Mechanical Performance: Tested according to recognized standards to ensure appropriate mechanical integrity and function.	The ARROW® anatomical shoulder system was tested according to:

• ASTM F1738-05 (Standard Specification for Titanium-6Aluminum-4Vanadium Alloy Forgings for Surgical Implants)
• ASTM F1829-98 (Standard Specification for Universal Metallic Extension Fixation Systems)
• ASTM F2028-05 (Standard Specification for Wrought Cobalt-28Chromium-6Molybdenum Alloys for Surgical Implants) for the glenoid components. |
  | Performance Conclusion: Performance determined to be substantially equivalent to predicate devices. | After testing, it was determined that the ARROW® anatomical shoulder system performances were substantially equivalent to those of the selected predicate devices. |
  | Risk Mitigation: Risks to health addressed through specified materials, processing, quality, and compliance. | Risks to health have been addressed through the specified materials, processing controls, quality assurance and compliance to the Medical Device Good Manufacturing Practices Regulations. |

2. Sample Size Used for the Test Set and Data Provenance

• Sample Size for Test Set: Not applicable in the context of device performance testing for substantial equivalence for a shoulder prosthesis. The testing was mechanical/material specific based on ASTM standards, not a clinical test set with patient data.
• Data Provenance: Not applicable. The "test set" here refers to physical components of the device undergoing mechanical testing, not a dataset of patient information.

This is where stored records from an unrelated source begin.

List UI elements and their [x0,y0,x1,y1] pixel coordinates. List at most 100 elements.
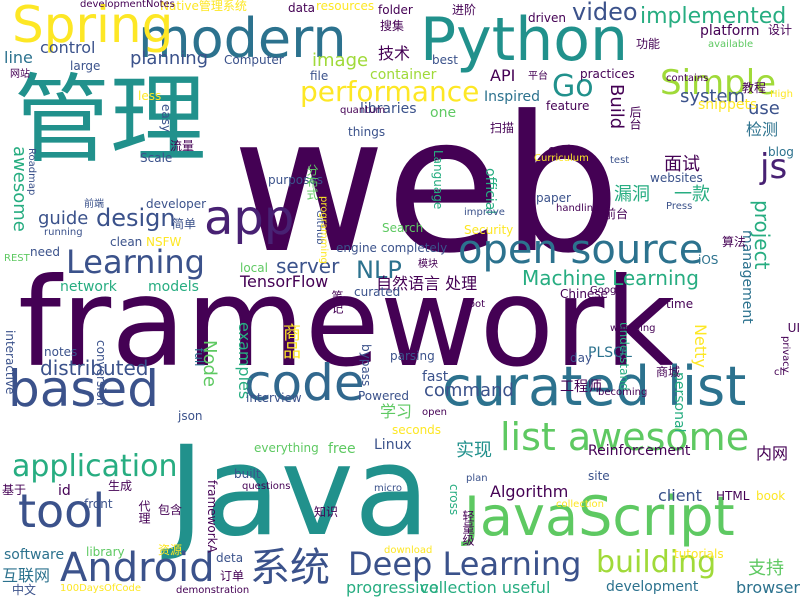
word-awesome-39: awesome [9,146,30,232]
word-seconds-116: seconds [392,423,442,437]
word-security-109: Security [464,223,514,237]
word-control-41: control [40,38,96,57]
word-cjk-174: 轻量级 [461,510,475,546]
word-cjk-103: 网站 [10,69,30,80]
word-100daysofcode-173: 100DaysOfCode [60,583,142,594]
word-clean-141: clean [110,235,143,249]
word-progressive-70: progressive [346,578,439,597]
word-test-134: test [610,155,630,166]
word-google-105: Google [590,285,626,296]
word-api-44: API [490,66,516,85]
word-cjk-54: 检测 [746,120,779,139]
word-tutorials-126: tutorials [674,547,724,561]
word-cjk-167: 知识 [314,505,339,519]
word-node-56: Node [199,340,220,387]
word-data-98: data [288,1,316,15]
word-bypass-156: bypass [359,344,373,387]
word-cjk-52: 漏洞 [614,184,650,205]
word-development-72: development [606,579,699,595]
word-app-11: app [204,190,295,246]
word-deep-learning-16: Deep Learning [348,545,582,583]
word-purposes-113: purposes [268,173,324,187]
word-understand-158: understand [617,322,631,391]
word-cjk-61: 学习 [380,402,413,421]
word-paper-137: paper [536,191,571,205]
word-resources-97: resources [316,0,375,13]
word-cjk-171: 订单 [220,569,245,583]
word-best-87: best [432,53,458,67]
word-machine-learning-28: Machine Learning [522,266,699,290]
word-built-118: built [234,467,261,481]
word-reinforcement-79: Reinforcement [588,443,691,459]
word-free-64: free [328,441,356,457]
word-search-110: Search [382,221,424,235]
word-websites-138: websites [650,171,703,185]
word-go-23: Go [552,69,594,104]
word-cjk-43: 技术 [378,44,411,63]
word-algorithm-65: Algorithm [490,482,569,501]
word-interactive-155: interactive [3,330,17,395]
word-nlp-29: NLP [356,256,402,284]
word-cjk-92: 设计 [768,23,793,37]
word-cross-132: cross [447,484,461,516]
word-front-121: front [84,497,113,511]
word-folder-96: folder [378,3,413,17]
word-cjk-95: 搜集 [380,19,405,33]
word-computer-86: Computer [224,53,284,67]
word-blog-108: blog [768,145,794,159]
word-based-9: based [8,360,159,418]
word-command-33: command [424,380,514,401]
word-cjk-163: 基于 [2,483,27,497]
word-running-145: running [44,227,83,238]
word-list-awesome-14: list awesome [500,415,750,459]
word-frameworka-120: frameworkA [205,480,219,553]
word-cjk-74: 互联网 [2,566,51,585]
word-cjk-48: 自然语言 处理 [376,274,478,293]
word-book-125: book [756,489,786,503]
word-driven-101: driven [528,11,566,25]
word-framework-1: framework [18,252,676,394]
word-personal-75: personal [671,372,687,433]
word-container-46: container [370,67,437,83]
word-less-177: less [138,89,162,103]
word-available-102: available [708,39,754,50]
word-cjk-3: 管理 [14,64,206,176]
word-curated-list-7: curated list [442,355,747,418]
word-libraries-82: libraries [360,101,417,117]
word-boot-151: Boot [462,299,486,310]
word-conversion-153: conversion [94,340,108,406]
word-file-88: file [310,69,329,83]
word-examples-57: examples [235,322,254,400]
word-learning-20: Learning [66,243,205,281]
word-spring-6: Spring [12,0,174,54]
word-cjk-172: 中文 [12,583,37,597]
word-privacy-195: privacy [780,336,791,373]
word-plsql-80: PLSQL [588,345,632,361]
word-server-30: server [276,254,340,278]
word-micro-127: micro [374,483,403,494]
word-software-73: software [4,547,65,563]
word-python-4: Python [420,5,628,75]
word-cjk-185: 平台 [528,71,548,82]
word-modern-5: modern [138,7,347,70]
word-contains-187: contains [666,73,709,84]
word-collection-129: collection [556,499,604,510]
word-linux-63: Linux [374,437,412,453]
word-cjk-51: 面试 [664,154,700,175]
word-ui-194: UI [787,321,800,335]
word-android-15: Android [60,545,215,591]
word-client-66: client [658,486,702,505]
word-video-26: video [572,0,638,26]
word-nsfw-142: NSFW [146,235,182,249]
word-roadmap-190: Roadmap [26,148,37,196]
word-cjk-186: 教程 [742,81,767,95]
word-cjk-169: 资源 [158,543,183,557]
word-cjk-159: 商城 [656,365,681,379]
word-scale-111: Scale [140,151,173,165]
word-building-22: building [596,545,717,580]
word-guide-40: guide [38,208,89,229]
word-tool-12: tool [18,484,106,538]
word-cjk-143: 简单 [172,217,197,231]
word-models-50: models [148,279,199,295]
word-cjk-165: 代理 [137,500,151,524]
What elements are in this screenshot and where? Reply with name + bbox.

3. Number of Experts Used to Establish the Ground Truth for the Test Set and Qualifications of Those Experts

• Number of Experts: Not applicable. Ground truth, in the sense of expert consensus on clinical findings, is not established for this type of mechanical testing. The "ground truth" for the mechanical tests would be the accepted parameters defined by the ASTM standards.
• Qualifications of Experts: Not applicable.

4. Adjudication Method for the Test Set

• Adjudication Method: Not applicable. There is no clinical test set requiring adjudication in this 510(k) submission.

5. Multi-Reader Multi-Case (MRMC) Comparative Effectiveness Study

• MRMC Study: No, an MRMC comparative effectiveness study was not done. This device is a shoulder prosthesis, and this type of study is typically performed for diagnostic devices (e.g., AI for radiology interpretation).
• Effect Size: Not applicable as no MRMC study was performed.

6. Standalone Performance Study (Algorithm Only Without Human-in-the-Loop Performance)

• Standalone Performance Study: Not applicable. This device is a physical shoulder prosthesis, not a software algorithm.

7. Type of Ground Truth Used

• Type of Ground Truth: For the mechanical performance "testing," the "ground truth" is defined by the established ASTM (American Society for Testing and Materials) standards (ASTM F1738-05, ASTM F1829-98, and ASTM F2028-05). Compliance with these standards demonstrates acceptable mechanical properties and material performance.

8. Sample Size for the Training Set

• Sample Size for Training Set: Not applicable. There is no "training set" in the context of a physical medical device like a shoulder prosthesis. The design and manufacturing processes are developed through engineering and materials science, not machine learning training.

9. How the Ground Truth for the Training Set Was Established

• Ground Truth for Training Set: Not applicable. As there is no training set, there is no ground truth established in this manner. The "ground truth" for the device's design and material selection would be established through established engineering principles, biomechanical understanding, and regulatory requirements, which are inherent to the development of such an implant.